Władzom miasta udało się jednak znaleźć rozwiązanie zastępcze, które przedstawione zostanie radnym do akceptacji na nadzwyczajnej sesji.

Chodzi o wprowadzenie na rzekę promu, który będzie mógł przewozić w obie strony zarówno ludzi, jak i samochody.

Prom będzie prowadzony przez linę zamocowaną z obu stron rzeki. Ma zacząć kursować już w tydzień po zburzeniu starej przeprawy.

Władze miasta mają nadzieję, że mieszkańcy Osiedla Helena oraz Chełmca będą zachwyceni. Ich podróż do Nowego Sącza stanie się dużo bardziej atrakcyjna.

Wśród licznych pomysłów, które pojawiały się w ratuszu, gdy okazało się, że nowego mostu nie uda się zbudować, był most linowy, pontony oraz tak zwana tyrolka, czyli lina, po której zjeżdżałoby się z jednego brzegu Dunajca na drugi. Żadne z tych rozwiązań nie pozwoliłoby jednak na przeprawę pojazdów.
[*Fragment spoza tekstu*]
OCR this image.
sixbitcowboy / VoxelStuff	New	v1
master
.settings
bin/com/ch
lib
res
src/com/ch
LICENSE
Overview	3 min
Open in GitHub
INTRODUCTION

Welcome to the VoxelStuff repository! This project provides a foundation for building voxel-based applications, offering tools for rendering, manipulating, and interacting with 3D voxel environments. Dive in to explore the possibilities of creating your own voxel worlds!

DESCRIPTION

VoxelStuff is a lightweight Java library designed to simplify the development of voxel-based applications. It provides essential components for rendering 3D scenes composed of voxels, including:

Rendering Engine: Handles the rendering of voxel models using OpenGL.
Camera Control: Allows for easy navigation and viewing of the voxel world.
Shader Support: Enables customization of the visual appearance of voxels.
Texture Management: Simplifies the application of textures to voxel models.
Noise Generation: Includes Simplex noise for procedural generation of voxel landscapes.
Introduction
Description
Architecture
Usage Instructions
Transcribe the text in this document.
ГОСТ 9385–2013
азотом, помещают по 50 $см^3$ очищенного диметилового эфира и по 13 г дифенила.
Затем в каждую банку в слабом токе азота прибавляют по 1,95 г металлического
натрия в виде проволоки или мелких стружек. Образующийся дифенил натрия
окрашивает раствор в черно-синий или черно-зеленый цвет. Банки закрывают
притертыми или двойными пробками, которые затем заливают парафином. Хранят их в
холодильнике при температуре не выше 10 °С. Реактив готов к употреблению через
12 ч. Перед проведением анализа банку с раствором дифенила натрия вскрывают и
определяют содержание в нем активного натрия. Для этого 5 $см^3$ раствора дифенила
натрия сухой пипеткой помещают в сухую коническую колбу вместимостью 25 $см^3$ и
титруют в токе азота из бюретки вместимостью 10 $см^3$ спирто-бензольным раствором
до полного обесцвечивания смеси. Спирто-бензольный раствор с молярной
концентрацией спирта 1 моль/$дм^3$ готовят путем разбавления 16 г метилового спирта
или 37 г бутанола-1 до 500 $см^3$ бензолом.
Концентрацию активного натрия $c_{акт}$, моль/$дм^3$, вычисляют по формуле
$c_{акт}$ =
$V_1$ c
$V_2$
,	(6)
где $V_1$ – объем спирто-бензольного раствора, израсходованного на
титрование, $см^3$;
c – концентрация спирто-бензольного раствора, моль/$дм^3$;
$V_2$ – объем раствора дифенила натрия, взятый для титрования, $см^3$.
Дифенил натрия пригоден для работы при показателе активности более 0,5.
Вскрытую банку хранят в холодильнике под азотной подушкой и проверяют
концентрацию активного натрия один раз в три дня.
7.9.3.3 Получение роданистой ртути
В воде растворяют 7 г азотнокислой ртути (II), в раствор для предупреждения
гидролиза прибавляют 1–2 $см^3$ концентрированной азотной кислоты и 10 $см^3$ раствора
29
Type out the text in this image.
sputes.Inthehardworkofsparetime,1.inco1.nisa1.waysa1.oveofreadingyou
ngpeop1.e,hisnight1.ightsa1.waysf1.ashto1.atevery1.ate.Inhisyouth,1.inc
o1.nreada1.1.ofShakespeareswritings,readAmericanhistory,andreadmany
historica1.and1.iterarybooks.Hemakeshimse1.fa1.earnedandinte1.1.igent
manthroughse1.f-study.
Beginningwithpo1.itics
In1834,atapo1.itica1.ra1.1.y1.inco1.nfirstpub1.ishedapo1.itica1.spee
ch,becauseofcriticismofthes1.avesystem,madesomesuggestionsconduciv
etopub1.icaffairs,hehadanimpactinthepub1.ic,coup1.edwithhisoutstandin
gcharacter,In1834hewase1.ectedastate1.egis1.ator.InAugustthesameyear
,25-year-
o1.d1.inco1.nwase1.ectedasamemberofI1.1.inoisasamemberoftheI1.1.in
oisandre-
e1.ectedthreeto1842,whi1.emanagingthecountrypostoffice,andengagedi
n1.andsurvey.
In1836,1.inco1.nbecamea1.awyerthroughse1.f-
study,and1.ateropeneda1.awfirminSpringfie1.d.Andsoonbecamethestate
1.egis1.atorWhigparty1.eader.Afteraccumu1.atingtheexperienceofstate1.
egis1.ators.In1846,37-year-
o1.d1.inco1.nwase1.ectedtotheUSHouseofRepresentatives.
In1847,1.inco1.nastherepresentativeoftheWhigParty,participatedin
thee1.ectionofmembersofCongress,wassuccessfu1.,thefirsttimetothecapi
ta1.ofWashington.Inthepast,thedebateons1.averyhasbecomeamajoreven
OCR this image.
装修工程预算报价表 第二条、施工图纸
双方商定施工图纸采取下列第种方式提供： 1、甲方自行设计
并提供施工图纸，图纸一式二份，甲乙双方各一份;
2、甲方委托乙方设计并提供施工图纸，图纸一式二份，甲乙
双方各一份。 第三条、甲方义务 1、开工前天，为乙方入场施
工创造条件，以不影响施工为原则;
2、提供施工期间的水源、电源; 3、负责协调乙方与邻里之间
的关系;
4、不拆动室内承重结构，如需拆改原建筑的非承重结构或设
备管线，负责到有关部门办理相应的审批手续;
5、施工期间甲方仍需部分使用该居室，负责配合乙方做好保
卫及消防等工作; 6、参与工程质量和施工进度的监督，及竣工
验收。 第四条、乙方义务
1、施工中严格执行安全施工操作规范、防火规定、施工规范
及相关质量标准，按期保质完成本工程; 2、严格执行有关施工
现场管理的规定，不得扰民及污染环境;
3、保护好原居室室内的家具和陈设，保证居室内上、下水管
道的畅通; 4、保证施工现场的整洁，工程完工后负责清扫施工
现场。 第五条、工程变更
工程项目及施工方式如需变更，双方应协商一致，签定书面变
Kierowcy musieliby korzystać na przykład z Obwodnicy Północnej.

fot. ilustr. pixabay

 

Teraz drodzy czytelnicy wstrzymajcie oddech i policzcie do dziesięciu. Dziś 1. kwietnia i jak pewnie część z Was zdążyła się już domyślić, powyższy tekst to Prima Aprilisowy żart! Ciekawi jesteśmy jednak waszej opinii na temat promowej przeprawy. A może macie jakieś inne, szalone pomysły na to, jak można by się przedostawać na drugi brzeg Dunajca?